A recent clinical study, which prompted our systematic analysis of EIT findings obtained during BAL procedures, evaluated bioimpedance in patients undergoing bronchoscopic and blind BALs [14]. In that study, transient increases in electrical bioimpedance were identified in the EIT waveforms and attributed to the instillation of lavage fluid. Regions of high positive rel. ΔZ change, identified in the functional EIT images of the studied patients during the BAL procedures, were considered to represent the lung regions with fluid accumulation during the instillation. Our findings are clearly contradictory to these clinical observations, with instillation of lavage fluid consistently producing a decrease in rel. ΔZ. Our results are in harmony with theoretical considerations in relation to electrical resistivity of body tissues and sodium chloride solutions. The electrical resistivity of lung tissue in vivo is generally given at about 750 to 2100 Ω cm (depending on the frequency of excitation currents, temperature, species and degree of lung inflation) [26, 27] whereas warm 0.9% saline at body temperature has a resistivity of 51 Ω cm [26]. The instillation of a highly electrically conductive crystalloid solution into the less conductive lung must therefore lead to a decrease in the chest electrical bioimpedance measured by EIT, and our results unambiguously confirm this.

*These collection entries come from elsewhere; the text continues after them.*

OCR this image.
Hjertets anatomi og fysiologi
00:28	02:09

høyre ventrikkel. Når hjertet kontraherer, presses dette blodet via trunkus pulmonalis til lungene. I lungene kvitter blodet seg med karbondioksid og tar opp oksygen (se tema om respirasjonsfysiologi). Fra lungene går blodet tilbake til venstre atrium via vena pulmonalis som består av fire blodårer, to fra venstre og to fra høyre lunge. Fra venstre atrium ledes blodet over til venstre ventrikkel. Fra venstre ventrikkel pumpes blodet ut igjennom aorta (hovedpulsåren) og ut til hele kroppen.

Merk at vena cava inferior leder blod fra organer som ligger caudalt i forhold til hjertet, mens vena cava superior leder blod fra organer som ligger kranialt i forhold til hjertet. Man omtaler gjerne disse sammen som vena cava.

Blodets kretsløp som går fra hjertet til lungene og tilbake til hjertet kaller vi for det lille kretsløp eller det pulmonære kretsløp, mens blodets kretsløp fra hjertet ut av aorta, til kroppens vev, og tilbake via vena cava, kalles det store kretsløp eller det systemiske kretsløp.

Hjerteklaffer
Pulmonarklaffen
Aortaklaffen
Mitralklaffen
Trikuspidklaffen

Why a theoretically anticipated fall in electrical bioimpedance was not identified in the previous study in patients during BAL [14] could be explained as follows. Based on the original screen-captured EIT waveforms and the described methodological approach with the signals ‘later reviewed by three different physicians with no expertise in EIT who were blind to the procedures performed’, we presume that the blinded reviewers performing the offline analyses of the data erroneously identified the largest positive peaks in electrical bioimpedance signals as being associated with BAL. They selected these as representing the effects of fluid instillation and used them to generate functional EIT images of the presumed effects of fluid instillation on the spatial distribution of electrical bioimpedance in the chest cross-section.

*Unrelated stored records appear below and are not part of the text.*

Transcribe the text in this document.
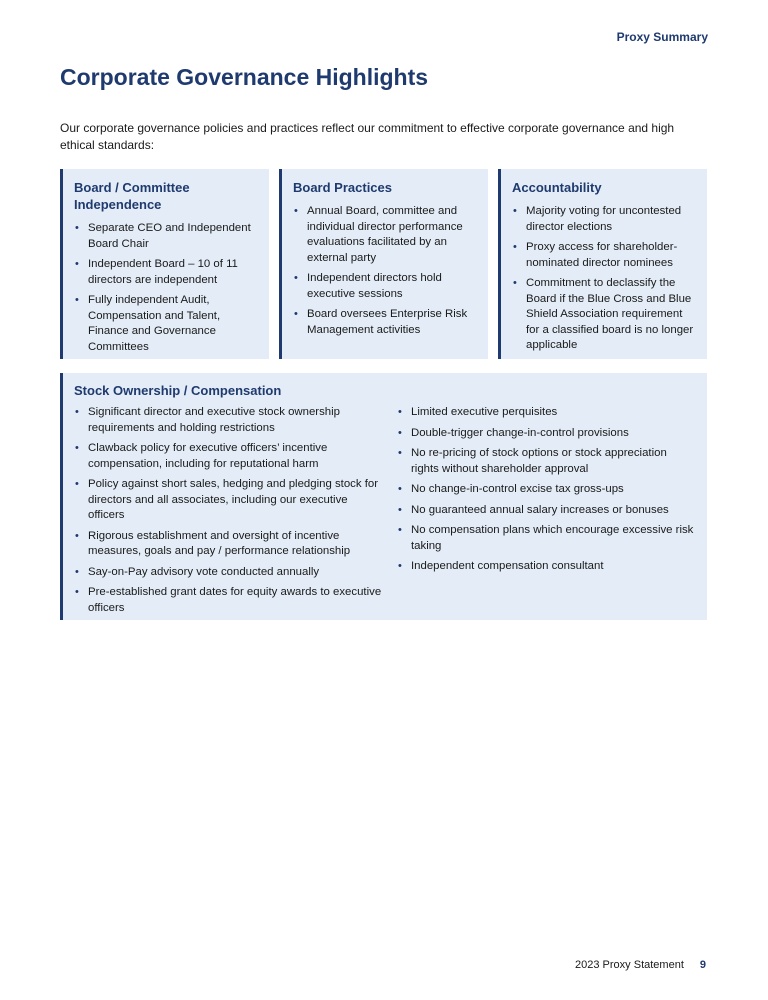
Proxy Summary
Corporate Governance Highlights

Our corporate governance policies and practices reflect our commitment to effective corporate governance and high ethical standards:

Board / Committee Independence
• Separate CEO and Independent Board Chair
• Independent Board – 10 of 11 directors are independent
• Fully independent Audit, Compensation and Talent, Finance and Governance Committees
Board Practices
• Annual Board, committee and individual director performance evaluations facilitated by an external party
• Independent directors hold executive sessions
• Board oversees Enterprise Risk Management activities
Accountability
• Majority voting for uncontested director elections
• Proxy access for shareholder-nominated director nominees
• Commitment to declassify the Board if the Blue Cross and Blue Shield Association requirement for a classified board is no longer applicable
Stock Ownership / Compensation
• Significant director and executive stock ownership requirements and holding restrictions
• Clawback policy for executive officers’ incentive compensation, including for reputational harm
• Policy against short sales, hedging and pledging stock for directors and all associates, including our executive officers
• Rigorous establishment and oversight of incentive measures, goals and pay / performance relationship
• Say-on-Pay advisory vote conducted annually
• Pre-established grant dates for equity awards to executive officers
• Limited executive perquisites
• Double-trigger change-in-control provisions
• No re-pricing of stock options or stock appreciation rights without shareholder approval
• No change-in-control excise tax gross-ups
• No guaranteed annual salary increases or bonuses
• No compensation plans which encourage excessive risk taking
• Independent compensation consultant
2023 Proxy Statement 9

These infrequent positive peaks could have theoretically resulted from spontaneous breaths; however, the patients were described as sedated and paralysed for the procedure. They also could have been caused by undocumented manual inflations. In that case, the functional images generated from these peaks would rather show the inflation of lung regions unobstructed by the catheter or bronchoscope than the lavaged region.

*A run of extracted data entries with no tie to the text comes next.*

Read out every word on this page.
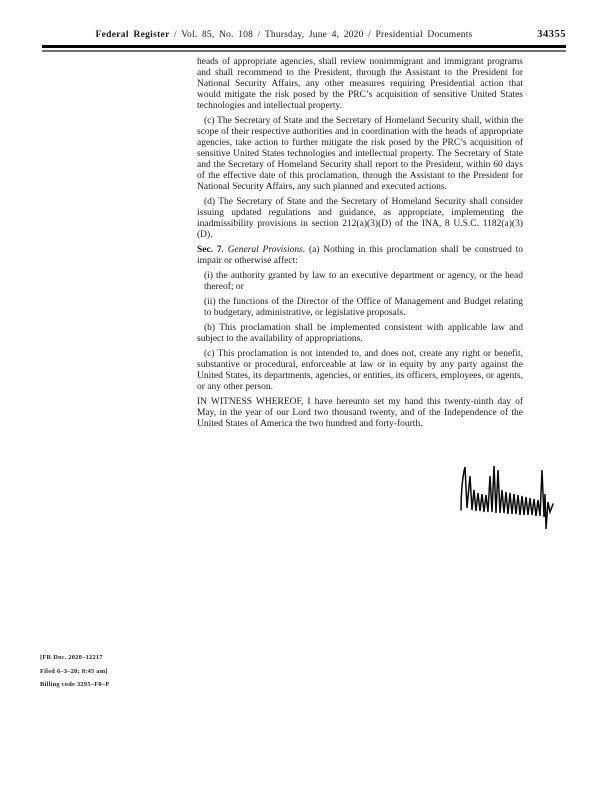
Federal Register / Vol. 85, No. 108 / Thursday, June 4, 2020 / Presidential Documents	34355

heads of appropriate agencies, shall review nonimmigrant and immigrant programs and shall recommend to the President, through the Assistant to the President for National Security Affairs, any other measures requiring Presidential action that would mitigate the risk posed by the PRC’s acquisition of sensitive United States technologies and intellectual property.

(c) The Secretary of State and the Secretary of Homeland Security shall, within the scope of their respective authorities and in coordination with the heads of appropriate agencies, take action to further mitigate the risk posed by the PRC’s acquisition of sensitive United States technologies and intellectual property. The Secretary of State and the Secretary of Homeland Security shall report to the President, within 60 days of the effective date of this proclamation, through the Assistant to the President for National Security Affairs, any such planned and executed actions.

(d) The Secretary of State and the Secretary of Homeland Security shall consider issuing updated regulations and guidance, as appropriate, implementing the inadmissibility provisions in section 212(a)(3)(D) of the INA, 8 U.S.C. 1182(a)(3)(D).

Sec. 7. General Provisions. (a) Nothing in this proclamation shall be construed to impair or otherwise affect:

(i) the authority granted by law to an executive department or agency, or the head thereof; or

(ii) the functions of the Director of the Office of Management and Budget relating to budgetary, administrative, or legislative proposals.

(b) This proclamation shall be implemented consistent with applicable law and subject to the availability of appropriations.

(c) This proclamation is not intended to, and does not, create any right or benefit, substantive or procedural, enforceable at law or in equity by any party against the United States, its departments, agencies, or entities, its officers, employees, or agents, or any other person.

IN WITNESS WHEREOF, I have hereunto set my hand this twenty-ninth day of May, in the year of our Lord two thousand twenty, and of the Independence of the United States of America the two hundred and forty-fourth.

[FR Doc. 2020–12217
Filed 6–3–20; 8:45 am]
Billing code 3295–F0–P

Finally, we would like to address a few limitations of our study: (1) EIT scanning was performed at a relatively low scan rate compared with the most modern EIT devices. However, the rate of 13 images/s was more than sufficient to reliably identify the relevant time points and obtain the corresponding data needed for the analysis. (2) We have performed only open BAL procedures. It can be presumed that a closed procedure would not result in a pronounced fall in electrical bioimpedance seen in our data after the disconnection to ambient pressure as previously shown [25]. It is probable that the rel. ΔZ values after the closed suctioning might have also been different as can be implied from a previous study [24]. We expect that the effects of fluid instillation should be similar in open and closed BAL; however, the present data do not allow to confirm this.

Conclusions

Our study has described for the first time the global and regional pulmonary effects of lavage fluid instillation and subsequent suctioning in an in vivo animal model using EIT. A marked fall in chest electrical bioimpedance resulted from BAL which was only partially reversed by fluid recovery by suction. The spatial distribution of these effects was posture-dependent. Based on our results, we recommend re-evaluation of the effects of BAL on bioimpedance in the clinical setting.